Back to browse results
Utilization of Integrated Child Development Services in India: Programmatic Insights from National Family Health Survey, 2016
Authors: Sunil Rajpalm, William Joe, Malavika A. Subramanyam, Rajan Sankar, Smriti Sharma, Alok Kumar, Rockli Kim, and S. V. Subramanian
Source: International Journal of Environmental Research and Public Health, 17(3197): 3197; DOI: 10.3390/ijerph17093197
Topic(s): Child health
Health care utilization
Country: Asia
Published: MAY 2020
Abstract: The Integrated Child Development Services (ICDS) program launched in India in 1975 is one of the world’s largest flagship programs that aims to improve early childhood care and development via a range of healthcare, nutrition and early education services. The key to success of ICDS is in finding solutions to the historical challenges of geographic and socioeconomic inequalities in access to various services under this umbrella scheme.
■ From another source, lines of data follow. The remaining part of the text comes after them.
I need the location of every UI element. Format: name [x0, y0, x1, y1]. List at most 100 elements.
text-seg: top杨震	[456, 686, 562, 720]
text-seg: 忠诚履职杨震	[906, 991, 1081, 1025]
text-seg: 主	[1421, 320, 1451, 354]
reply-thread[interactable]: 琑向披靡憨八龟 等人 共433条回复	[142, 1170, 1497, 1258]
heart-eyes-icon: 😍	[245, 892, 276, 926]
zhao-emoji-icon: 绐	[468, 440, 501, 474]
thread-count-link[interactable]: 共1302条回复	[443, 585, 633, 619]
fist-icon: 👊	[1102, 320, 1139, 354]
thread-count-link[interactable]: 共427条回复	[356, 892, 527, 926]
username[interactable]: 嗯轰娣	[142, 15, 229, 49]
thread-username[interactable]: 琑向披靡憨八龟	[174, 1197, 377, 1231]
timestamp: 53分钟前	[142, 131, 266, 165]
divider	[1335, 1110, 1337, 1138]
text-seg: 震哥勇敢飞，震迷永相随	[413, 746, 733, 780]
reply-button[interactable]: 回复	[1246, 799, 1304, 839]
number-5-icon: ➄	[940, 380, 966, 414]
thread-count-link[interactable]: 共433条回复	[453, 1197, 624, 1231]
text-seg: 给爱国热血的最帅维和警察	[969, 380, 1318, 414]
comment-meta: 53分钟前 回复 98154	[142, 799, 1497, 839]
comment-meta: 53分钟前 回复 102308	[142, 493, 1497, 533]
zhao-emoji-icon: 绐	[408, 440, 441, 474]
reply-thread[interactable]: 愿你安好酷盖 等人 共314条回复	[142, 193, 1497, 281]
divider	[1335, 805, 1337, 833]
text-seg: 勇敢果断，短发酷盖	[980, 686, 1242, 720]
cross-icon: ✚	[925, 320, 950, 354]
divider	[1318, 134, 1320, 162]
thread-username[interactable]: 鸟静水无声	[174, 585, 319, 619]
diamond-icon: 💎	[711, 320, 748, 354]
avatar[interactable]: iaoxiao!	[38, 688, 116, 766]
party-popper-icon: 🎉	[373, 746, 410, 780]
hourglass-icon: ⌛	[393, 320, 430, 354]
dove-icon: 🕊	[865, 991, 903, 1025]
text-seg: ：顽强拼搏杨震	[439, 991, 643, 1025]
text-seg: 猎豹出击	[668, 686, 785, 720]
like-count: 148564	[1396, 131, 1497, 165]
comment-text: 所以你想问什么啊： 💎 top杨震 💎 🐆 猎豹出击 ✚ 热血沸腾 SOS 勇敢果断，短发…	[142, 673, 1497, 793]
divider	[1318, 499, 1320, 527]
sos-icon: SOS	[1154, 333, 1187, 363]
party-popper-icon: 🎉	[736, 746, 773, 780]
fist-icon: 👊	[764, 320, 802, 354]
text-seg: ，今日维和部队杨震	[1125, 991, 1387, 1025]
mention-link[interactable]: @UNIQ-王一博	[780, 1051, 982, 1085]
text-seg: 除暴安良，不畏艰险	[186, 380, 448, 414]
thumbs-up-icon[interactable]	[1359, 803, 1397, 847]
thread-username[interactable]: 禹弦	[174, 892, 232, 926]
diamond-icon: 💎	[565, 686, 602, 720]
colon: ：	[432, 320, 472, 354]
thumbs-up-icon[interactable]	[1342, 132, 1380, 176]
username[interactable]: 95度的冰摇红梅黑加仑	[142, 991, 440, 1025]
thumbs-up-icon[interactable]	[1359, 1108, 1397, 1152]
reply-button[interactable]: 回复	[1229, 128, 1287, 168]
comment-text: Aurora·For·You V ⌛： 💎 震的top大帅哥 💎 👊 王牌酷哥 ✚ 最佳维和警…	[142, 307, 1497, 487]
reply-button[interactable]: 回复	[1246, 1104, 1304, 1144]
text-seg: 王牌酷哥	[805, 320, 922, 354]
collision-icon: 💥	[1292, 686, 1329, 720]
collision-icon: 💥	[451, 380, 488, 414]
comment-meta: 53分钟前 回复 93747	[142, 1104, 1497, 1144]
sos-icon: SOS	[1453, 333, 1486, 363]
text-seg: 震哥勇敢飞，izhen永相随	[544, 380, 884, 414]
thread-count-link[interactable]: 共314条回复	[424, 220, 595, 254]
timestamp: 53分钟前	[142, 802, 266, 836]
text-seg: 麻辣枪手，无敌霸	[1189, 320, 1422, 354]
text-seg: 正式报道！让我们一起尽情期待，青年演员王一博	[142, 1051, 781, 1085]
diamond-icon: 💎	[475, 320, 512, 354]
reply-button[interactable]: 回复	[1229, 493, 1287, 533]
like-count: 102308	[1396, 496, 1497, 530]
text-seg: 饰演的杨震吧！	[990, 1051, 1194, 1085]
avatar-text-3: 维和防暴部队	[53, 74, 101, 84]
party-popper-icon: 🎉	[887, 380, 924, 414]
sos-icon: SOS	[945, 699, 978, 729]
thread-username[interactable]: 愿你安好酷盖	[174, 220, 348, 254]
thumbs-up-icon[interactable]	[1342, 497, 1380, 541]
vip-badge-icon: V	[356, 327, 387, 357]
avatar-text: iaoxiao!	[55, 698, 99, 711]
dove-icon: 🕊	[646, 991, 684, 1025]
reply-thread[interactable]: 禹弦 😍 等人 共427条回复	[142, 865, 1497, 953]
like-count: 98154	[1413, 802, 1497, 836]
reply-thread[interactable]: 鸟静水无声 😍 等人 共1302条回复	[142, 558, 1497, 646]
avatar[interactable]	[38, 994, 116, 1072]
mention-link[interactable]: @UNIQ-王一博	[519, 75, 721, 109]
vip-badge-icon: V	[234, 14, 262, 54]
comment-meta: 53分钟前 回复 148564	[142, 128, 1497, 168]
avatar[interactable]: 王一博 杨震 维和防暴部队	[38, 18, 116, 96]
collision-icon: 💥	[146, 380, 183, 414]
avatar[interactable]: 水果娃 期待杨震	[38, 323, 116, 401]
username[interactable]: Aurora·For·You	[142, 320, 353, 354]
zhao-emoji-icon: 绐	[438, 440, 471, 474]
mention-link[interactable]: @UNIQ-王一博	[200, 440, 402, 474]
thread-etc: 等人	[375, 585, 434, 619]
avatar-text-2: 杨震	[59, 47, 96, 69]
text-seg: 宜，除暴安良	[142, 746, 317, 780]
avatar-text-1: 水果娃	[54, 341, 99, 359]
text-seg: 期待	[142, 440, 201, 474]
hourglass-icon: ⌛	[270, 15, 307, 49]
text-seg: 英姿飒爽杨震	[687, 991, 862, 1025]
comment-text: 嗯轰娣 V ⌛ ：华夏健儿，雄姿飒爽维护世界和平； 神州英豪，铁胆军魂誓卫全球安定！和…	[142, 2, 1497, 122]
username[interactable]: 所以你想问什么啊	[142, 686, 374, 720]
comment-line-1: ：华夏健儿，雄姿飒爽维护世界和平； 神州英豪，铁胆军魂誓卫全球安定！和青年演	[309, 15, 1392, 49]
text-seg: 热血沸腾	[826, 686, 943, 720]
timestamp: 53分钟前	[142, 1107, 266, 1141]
Using birth history data from the National Family Health Survey (Demographic and Health Survey), 2015–2016, this study presents (a) socioeconomic patterning in service uptake across rural and urban India, and (b) continuum in service utilization at three points (i.e., by mothers during pregnancy, by mothers while breastfeeding and by children aged 0–72 months) in India. We used an intersectional approach and ran a series multilevel logistic regression (random effects) models to understand patterning in utilization among mothers across socioeconomic groups. We also computed the area under the receiver operating characteristic curve (ROC-AUC) based on a logistic regression model to examine concordance between service utilization across three different points. The service utilization (any service) by mothers during pregnancy was about 20 percentage points higher for rural areas (60.5 percent; 95% CI: 60.3; 30.7) than urban areas (38.8 percent; 95% CI: 38.4; 39.1). We also found a lower uptake of services related to health and nutrition education during pregnancy (41.9 percent in rural) and early childcare (preschool) (42.4 percent). One in every two mother–child pairs did not avail any benefits from ICDS in urban areas. Estimates from random effects model revealed higher odds of utilization among schedule caste mothers from middle-class households in rural households. AUC estimates suggested a high concordance between service utilization by mothers and their children (AUC: 0.79 in rural; 0.84 in urban) implying a higher likelihood of continuum if service utilization commences at pregnancy.